Dott. CURCURUTO Filippo – Consigliere –

Dott. NAPOLETANO Giuseppe – Consigliere –

ha pronunciato la seguente:

sentenza

sul ricorso proposto da:

POSTE ITALIANE S.P.A, in persona del legale rappresentante pro

tempore, elettivamente domiciliata in ROMA, VIALE EUROPA n. 175,

presso lo studio dell’avvocato URSINO ANNA MARIA ROSARIA, che la

rappresenta e difende giusta mandato a margine del ricorso;

– ricorrente –

contro

L.L., elettivamente domiciliata in ROMA, CORSO VITTORIO

EMANUELE II 326, presso lo studio dell’avvocato SCOGNAMIGLIO CLAUDIO,

che la rappresenta e difende unitamente all’avvocato BEGLIUOMINI

ALDO, giusta delega a margine del controricorso;

– controricorrente –

avverso la sentenza n. 807/2005 della CORTE D’APPELLO di FIRENZE,

depositata il 24/05/2005 R.G.N. 1117/03;

udita la relazione della causa svolta nella Udienza pubblica del

12/01/2010 dal Consigliere Dott. MONACI Stefano;

udito l’Avvocato PORCELLI VINCENZO per delega SCOGNAMIGLIO RENATO;

udito il P.M. in persona del Sostituto Procuratore Generale Dott.
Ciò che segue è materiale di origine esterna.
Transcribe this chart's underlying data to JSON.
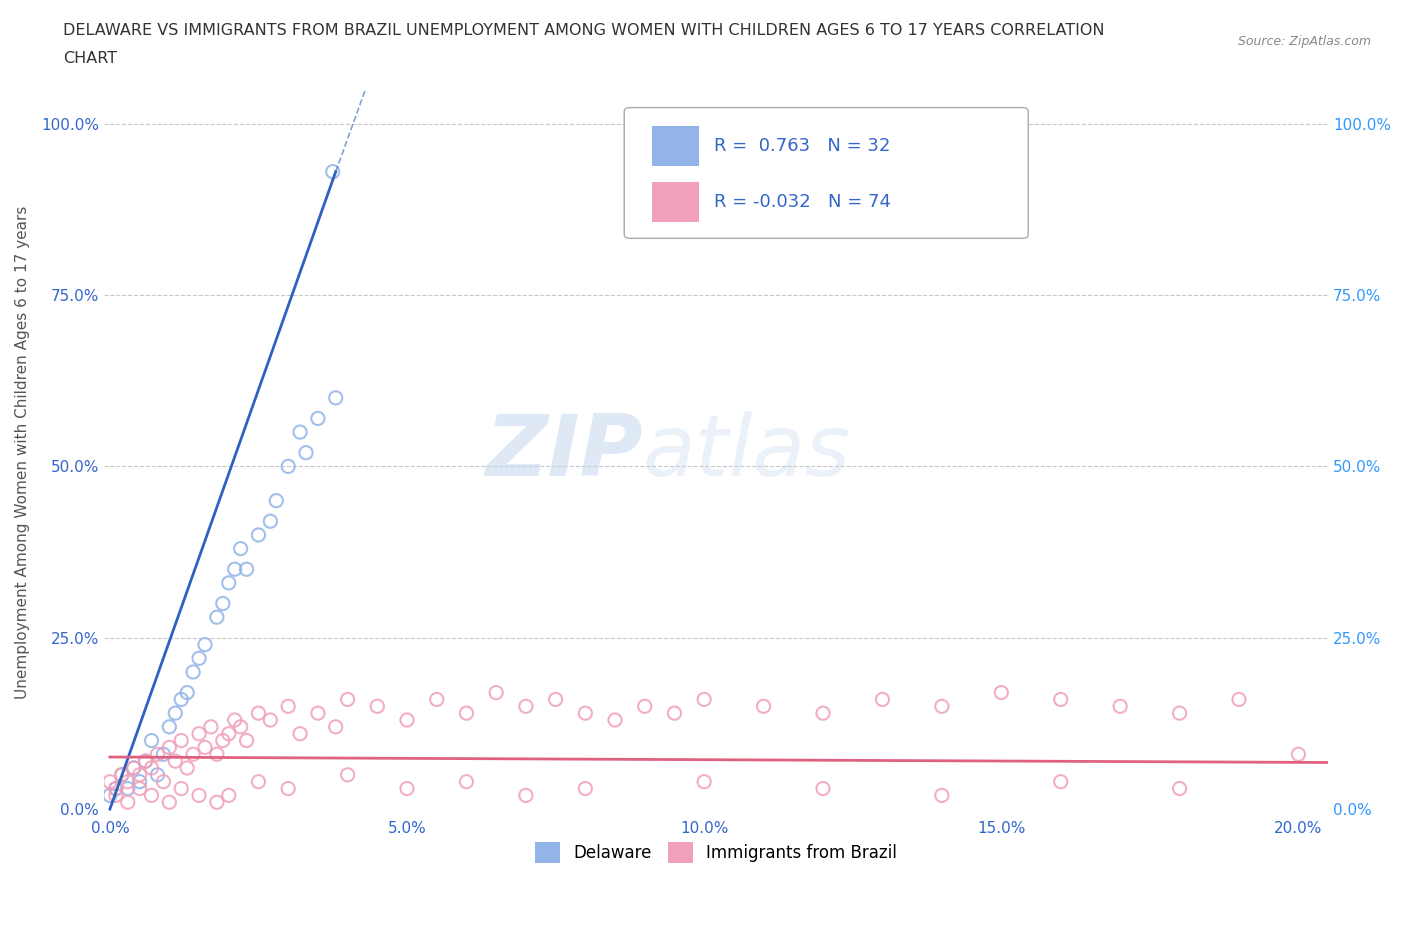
{
  "title_line1": "DELAWARE VS IMMIGRANTS FROM BRAZIL UNEMPLOYMENT AMONG WOMEN WITH CHILDREN AGES 6 TO 17 YEARS CORRELATION",
  "title_line2": "CHART",
  "source_text": "Source: ZipAtlas.com",
  "ylabel": "Unemployment Among Women with Children Ages 6 to 17 years",
  "xlim": [
    -0.001,
    0.205
  ],
  "ylim": [
    -0.01,
    1.05
  ],
  "xtick_labels": [
    "0.0%",
    "5.0%",
    "10.0%",
    "15.0%",
    "20.0%"
  ],
  "xtick_vals": [
    0.0,
    0.05,
    0.1,
    0.15,
    0.2
  ],
  "ytick_labels": [
    "0.0%",
    "25.0%",
    "50.0%",
    "75.0%",
    "100.0%"
  ],
  "ytick_vals": [
    0.0,
    0.25,
    0.5,
    0.75,
    1.0
  ],
  "delaware_color": "#92b4e8",
  "brazil_color": "#f0a0b8",
  "trend_delaware_color": "#3060c0",
  "trend_brazil_color": "#e06080",
  "watermark_text_1": "ZIP",
  "watermark_text_2": "atlas",
  "r_delaware": 0.763,
  "n_delaware": 32,
  "r_brazil": -0.032,
  "n_brazil": 74,
  "delaware_x": [
    0.0,
    0.001,
    0.002,
    0.003,
    0.004,
    0.005,
    0.006,
    0.007,
    0.008,
    0.009,
    0.01,
    0.011,
    0.012,
    0.013,
    0.014,
    0.015,
    0.016,
    0.018,
    0.019,
    0.02,
    0.021,
    0.022,
    0.023,
    0.025,
    0.027,
    0.028,
    0.03,
    0.032,
    0.033,
    0.035,
    0.038,
    0.0375
  ],
  "delaware_y": [
    0.02,
    0.03,
    0.05,
    0.03,
    0.06,
    0.04,
    0.07,
    0.1,
    0.05,
    0.08,
    0.12,
    0.14,
    0.16,
    0.17,
    0.2,
    0.22,
    0.24,
    0.28,
    0.3,
    0.33,
    0.35,
    0.38,
    0.35,
    0.4,
    0.42,
    0.45,
    0.5,
    0.55,
    0.52,
    0.57,
    0.6,
    0.93
  ],
  "brazil_x": [
    0.0,
    0.001,
    0.002,
    0.003,
    0.004,
    0.005,
    0.006,
    0.007,
    0.008,
    0.009,
    0.01,
    0.011,
    0.012,
    0.013,
    0.014,
    0.015,
    0.016,
    0.017,
    0.018,
    0.019,
    0.02,
    0.021,
    0.022,
    0.023,
    0.025,
    0.027,
    0.03,
    0.032,
    0.035,
    0.038,
    0.04,
    0.045,
    0.05,
    0.055,
    0.06,
    0.065,
    0.07,
    0.075,
    0.08,
    0.085,
    0.09,
    0.095,
    0.1,
    0.11,
    0.12,
    0.13,
    0.14,
    0.15,
    0.16,
    0.17,
    0.18,
    0.19,
    0.2,
    0.001,
    0.003,
    0.005,
    0.007,
    0.01,
    0.012,
    0.015,
    0.018,
    0.02,
    0.025,
    0.03,
    0.04,
    0.05,
    0.06,
    0.07,
    0.08,
    0.1,
    0.12,
    0.14,
    0.16,
    0.18
  ],
  "brazil_y": [
    0.04,
    0.03,
    0.05,
    0.04,
    0.06,
    0.05,
    0.07,
    0.06,
    0.08,
    0.04,
    0.09,
    0.07,
    0.1,
    0.06,
    0.08,
    0.11,
    0.09,
    0.12,
    0.08,
    0.1,
    0.11,
    0.13,
    0.12,
    0.1,
    0.14,
    0.13,
    0.15,
    0.11,
    0.14,
    0.12,
    0.16,
    0.15,
    0.13,
    0.16,
    0.14,
    0.17,
    0.15,
    0.16,
    0.14,
    0.13,
    0.15,
    0.14,
    0.16,
    0.15,
    0.14,
    0.16,
    0.15,
    0.17,
    0.16,
    0.15,
    0.14,
    0.16,
    0.08,
    0.02,
    0.01,
    0.03,
    0.02,
    0.01,
    0.03,
    0.02,
    0.01,
    0.02,
    0.04,
    0.03,
    0.05,
    0.03,
    0.04,
    0.02,
    0.03,
    0.04,
    0.03,
    0.02,
    0.04,
    0.03
  ],
  "trend_del_x0": 0.0,
  "trend_del_y0": 0.0,
  "trend_del_x1": 0.038,
  "trend_del_y1": 0.93,
  "trend_del_dash_x1": 0.043,
  "trend_del_dash_y1": 1.05,
  "trend_bra_x0": 0.0,
  "trend_bra_y0": 0.076,
  "trend_bra_x1": 0.205,
  "trend_bra_y1": 0.068,
  "background_color": "#ffffff",
  "grid_color": "#c8c8c8",
  "title_color": "#333333",
  "axis_label_color": "#555555",
  "left_tick_color": "#3366cc",
  "right_tick_color": "#3399ff"
}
FINOCCHI GHERSI Renato, che ha concluso per il rigetto del ricorso.

 

Fatto

SVOLGIMENTO DEL PROCESSO

La controversia trova origine nell’impugnazione, da parte della dipendente signora L.L. del recesso dal rapporto di lavoro da parte del datore di lavoro. Ente Poste italiane, per risoluzione automatica del rapporto stesso a seguito del compimento di quaranta anni di anzianita’ contributiva. La domanda veniva respinta in primo ed in secondo grado, ma accolta, per quanto di ragione, da questa Corte con sentenza n. 12582 del 27 agosto 2002, che rinviava per la determinazione dell’entita’ del risarcimento del danno alla Corte d’Appello di Firenze.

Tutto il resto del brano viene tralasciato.